On coronavirus, men are calling all the shots. It’s starting to matter | Women in politics

D

on’t go out alone in the dark. Don’t get carried away in the heat of the moment. Work twice as hard in order to be taken half as seriously, but don’t work so hard that you somehow forget to have a baby. Be nice, be good, but above all be careful.

To grow up as a girl is so often to grow up being told that the world is a perilous place full of chances to get it horribly wrong, where if something bad happens it will probably be your fault somehow.

Women are positively encouraged to question and doubt themselves, to check and double-check before venturing an opinion in case someone thinks it’s stupid; to play it safe if in doubt. It’s perhaps no surprise, then, that research shows women are more likely than men to anticipate a bad outcome from taking a risk, and therefore less likely to take risks in the first place.

Like all gendered generalisations, it’s never going to be true of everyone. But on average men are more likely to gamble for money, to jump an amber traffic light, and to die in accidents; women are more likely to use sunscreen, wear seatbelts and to say they’d wear a face mask in public. For, just as polling has long shown they were more worried about the downsides of Brexit, it’s women who seem to be most risk-averse about coronavirus.

They may be less likely to die of it, but surveys show women seem more frightened of the virus, sticking more closely than men to the rules on social distancing, and worrying more about the risks of sending children back to school. That fits with research that has long suggested women become more cautious in stressful situations, while men if anything tend to take more risks under pressure.

It’s hard to say how much of that’s down to testosterone and how much to a lifetime of social conditioning. But for whatever reason, women seem less prone to breezily assuming they’re invulnerable, or to reckoning they can wing it. It may not be entirely a coincidence that several female-led countries, from New Zealand to Taiwan, have coped disproportionately well with the coronavirus pandemic.

Which brings us to the Labour MP Rosie Duffield’s observation, at Wednesday’s prime minister’s questions, that there are only a handful of women on the government’s scientific advisory group, Sage, and there are remarkably few women within government influencing decisions on coronavirus. While Boris Johnson was quick to protest that he had hired the businesswoman Dido Harding and the biotech investor Kate Bingham to oversee the delivery of coronavirus testing and any future vaccine respectively, all four of the ministerial “quad” calling the shots are men, and it’s starting to look as if that matters.

You might well wonder whether an all-female quad would have announced on a Sunday that people should go back to work on Monday without having a watertight answer to the question: “But what if they don’t have any childcare?” The problem, however, goes rather deeper than that.
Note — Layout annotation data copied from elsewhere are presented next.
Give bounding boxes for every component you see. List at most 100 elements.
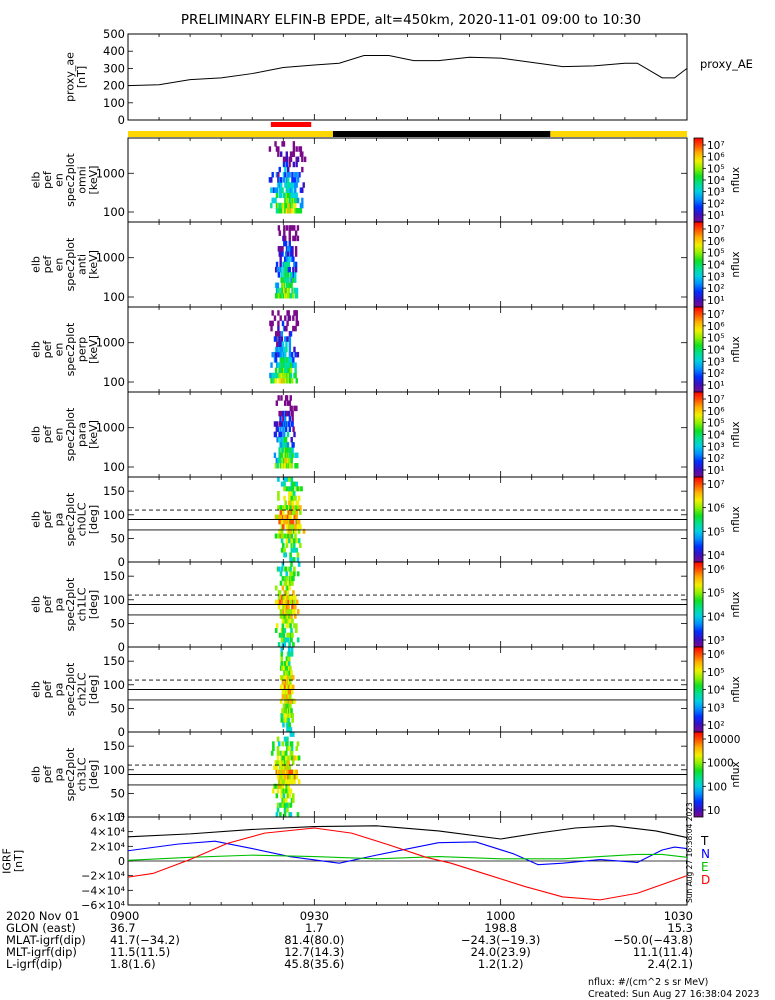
spec-pixel bbox=[281, 613, 285, 619]
spec-pixel bbox=[288, 378, 292, 384]
spec-pixel bbox=[286, 282, 290, 289]
spec-pixel bbox=[299, 208, 303, 214]
igrf-ytick-label: 2×10⁴ bbox=[90, 840, 125, 853]
spec-pixel bbox=[273, 421, 277, 427]
spec-pixel bbox=[280, 793, 283, 799]
spec-pixel bbox=[276, 755, 280, 761]
spec-pixel bbox=[299, 542, 302, 548]
spec-pixel bbox=[279, 341, 282, 347]
spec-pixel bbox=[276, 736, 280, 742]
spec-pixel bbox=[296, 500, 300, 506]
pa_ch1-cb-label: 10⁴ bbox=[707, 611, 725, 623]
spec-pixel bbox=[277, 436, 280, 443]
x-row-value: 36.7 bbox=[110, 921, 136, 935]
spec-pixel bbox=[282, 779, 286, 785]
spec-pixel bbox=[292, 256, 295, 262]
spec-pixel bbox=[281, 436, 284, 443]
spec-pixel bbox=[281, 694, 285, 700]
spec-pixel bbox=[288, 618, 291, 624]
spec-pixel bbox=[289, 367, 293, 374]
spec-pixel bbox=[277, 395, 280, 401]
spec-pixel bbox=[295, 182, 298, 188]
pa_ch0-cb-label: 10⁷ bbox=[707, 479, 725, 491]
en_omni-colorbar bbox=[693, 137, 704, 223]
spec-pixel bbox=[291, 712, 294, 718]
spec-pixel bbox=[285, 712, 289, 718]
spec-pixel bbox=[295, 156, 298, 163]
spec-pixel bbox=[288, 192, 291, 199]
spec-pixel bbox=[285, 151, 289, 157]
x-row-value: 11.1(11.4) bbox=[633, 945, 693, 959]
spec-pixel bbox=[285, 225, 289, 231]
spec-pixel bbox=[294, 251, 298, 257]
en_anti-ylabel-5: [keV] bbox=[87, 250, 100, 279]
spec-pixel bbox=[275, 202, 279, 209]
pa_ch3-cb-title: nflux bbox=[730, 761, 742, 787]
spec-pixel bbox=[294, 277, 297, 283]
spec-pixel bbox=[284, 580, 288, 586]
pa_ch2-ylabel-1: pef bbox=[41, 680, 54, 699]
spec-pixel bbox=[286, 251, 290, 257]
spec-pixel bbox=[295, 293, 299, 299]
pa_ch1-ylabel-3: spec2plot bbox=[64, 577, 77, 631]
spec-pixel bbox=[294, 372, 297, 379]
proxy-ae-line bbox=[127, 55, 688, 87]
spec-pixel bbox=[275, 421, 279, 427]
y-tick-label: 150 bbox=[103, 654, 125, 668]
pa_ch3-cb-label: 100 bbox=[707, 781, 727, 793]
spec-pixel bbox=[288, 182, 291, 188]
spec-pixel bbox=[281, 509, 285, 515]
spec-pixel bbox=[288, 156, 291, 163]
spec-pixel bbox=[281, 623, 285, 629]
pa_ch3-cb-label: 1000 bbox=[707, 758, 734, 770]
spec-pixel bbox=[281, 618, 285, 624]
spec-pixel bbox=[292, 557, 296, 563]
spec-pixel bbox=[277, 151, 280, 157]
en_omni-cb-label: 10⁷ bbox=[707, 140, 725, 152]
igrf-series-N bbox=[127, 840, 688, 866]
spec-pixel bbox=[280, 331, 284, 337]
y-tick-label: 0 bbox=[118, 640, 125, 654]
igrf-ytick-label: −6×10⁴ bbox=[81, 899, 125, 912]
spec-pixel bbox=[277, 642, 281, 648]
spec-pixel bbox=[288, 452, 292, 459]
spec-pixel bbox=[291, 760, 295, 766]
spec-pixel bbox=[270, 362, 273, 368]
spec-pixel bbox=[275, 192, 279, 199]
spec-pixel bbox=[277, 491, 280, 497]
igrf-side-label-E: E bbox=[701, 860, 709, 874]
spec-pixel bbox=[278, 208, 281, 214]
y-tick-label: 1000 bbox=[96, 251, 125, 265]
spec-pixel bbox=[287, 604, 290, 610]
spec-pixel bbox=[274, 141, 277, 147]
spec-pixel bbox=[289, 679, 292, 685]
x-row-label-1: GLON (east) bbox=[6, 921, 76, 935]
spec-pixel bbox=[297, 779, 301, 785]
spec-pixel bbox=[289, 684, 293, 690]
en_omni-cb-label: 10⁵ bbox=[707, 163, 725, 175]
spec-pixel bbox=[279, 505, 283, 511]
spec-pixel bbox=[288, 197, 291, 204]
spec-pixel bbox=[282, 346, 286, 353]
spec-pixel bbox=[288, 722, 292, 728]
spec-pixel bbox=[287, 755, 290, 761]
spec-pixel bbox=[284, 208, 287, 214]
proxy-ae-ytick-label: 0 bbox=[118, 113, 125, 127]
spec-pixel bbox=[291, 731, 295, 737]
spec-pixel bbox=[290, 547, 294, 553]
spec-pixel bbox=[282, 797, 286, 803]
spec-pixel bbox=[283, 613, 287, 619]
spec-pixel bbox=[290, 755, 294, 761]
igrf-side-label-D: D bbox=[701, 873, 710, 887]
spec-pixel bbox=[291, 202, 294, 209]
spec-pixel bbox=[288, 416, 292, 422]
spec-pixel bbox=[288, 230, 291, 236]
spec-pixel bbox=[287, 421, 291, 427]
spec-pixel bbox=[293, 599, 296, 605]
en_omni-cb-label: 10⁴ bbox=[707, 175, 725, 187]
spec-pixel bbox=[284, 156, 287, 163]
spec-pixel bbox=[286, 741, 289, 747]
spec-pixel bbox=[292, 576, 295, 582]
spec-pixel bbox=[297, 519, 301, 525]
It will ultimately be for an inquiry to decide whether this government could have saved lives by locking down earlier, and if so what tangled web of factors stopped them doing so. But it’s clear that from the start Downing Street underestimated the public’s willingness to shield from the virus and now it seems equally wrong-footed by people’s anxiety about coming out again. The tin-eared handling of attempts to reopen schools suggests it still doesn’t understand why a lot of teachers and parents are frightened. (For what it’s worth, almost half the members of the alternative Sage committee – set up by the former chief scientific adviser David King as a parallel source of expertise – are female. Today it contradicted ministers by concluding that 1 June is too early to reopen classrooms.)

For all the excitable pre-Covid talk of bringing more mavericks into Whitehall to challenge the prevailing wisdom, this crisis could arguably have used a few more conformists – people willing to recognise that prevailing wisdom around the world was actually right this time.

If caution and conformity can sometimes be paralysing, overconfidence can sometimes be deadly, which is why good decision-making bodies look for a mix of the bold and the cautious: for lucky generals who are used to falling on their feet, but also for people who may have learned the hard way that there won’t always be a safety net to catch them – people who are harder to find at the top of public life.

The most risk-averse person in the room will by no means always be female but, statistically speaking, she’s more likely to be, and in the end that’s why diversity matters. It’s not about ticking boxes, still less about spurious window-dressing. It’s about knowing where, and sometimes who, your blind spots are.